X-23 is a 2018 comic book series published by Marvel Comics. It is the fourth volume entitled X-23.

==Publication history==
In June 2015, it was announced that following that year's "Secret Wars" storyline, Laura would take on the Wolverine mantle, as the main character in the series All-New Wolverine, by writer Tom Taylor and artist David López, and wearing a costume resembling Wolverine's but with the return of the original Wolverine her title was ended and a new volume was launched under X-23 written by Mariko Tamaki and drawn by Juann Cabal.
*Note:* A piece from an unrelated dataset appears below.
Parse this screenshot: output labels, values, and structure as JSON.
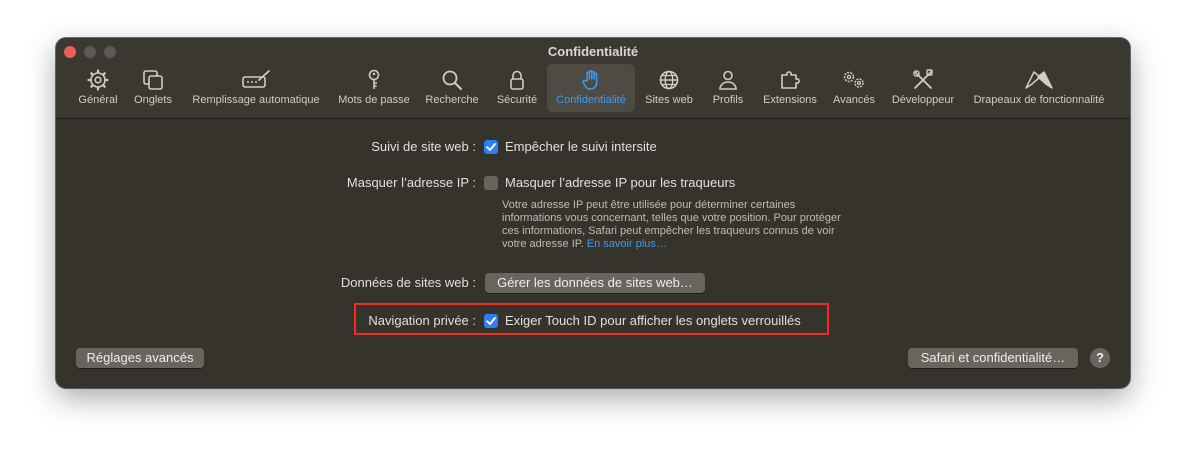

Tamaki said, "This is a story about being in the very weird kind of family that someone like Laura finds herself in. It's about what it means to wrestle with legacy and identity when you were created to be a weapon and not someone with a birthday and a sister." The series ran for 12 issues before being folded into the new Dawn of X reboot by Jonathan Hickman.

==Plot==
Laura Kinney gives up the Wolverine mantle and returns to her X-23 code name "X-23", then she, her little sister Gabby and pet Jonathan continue to fight as superheroes and balance their lives. While adjusting to being a part of each other's lives, the two must also with another new clone, which happens to be a cyborg and an X Assassin.

==Collected issues==
The entire fourth volume has been collected into the two following paperbacks.

| Title | Material collected | Pages | Publication Date | ISBN |
|---|---|---|---|---|
| X-23, Vol. 1: Family Album | X-23 (vol. 4) #1–6 | 136 | January 22, 2019 | Paperback: 978-1302913083 |
| X-23, Vol. 2: X-Assassin | X-23 (vol. 4) #7–12 | 136 | August 13, 2019 | Paperback: 978-1302916862 |

==Reception==
The series currently holds an 8.1 out of 10 from 93 professional critics on the comic book review aggregator Comic Book Roundup.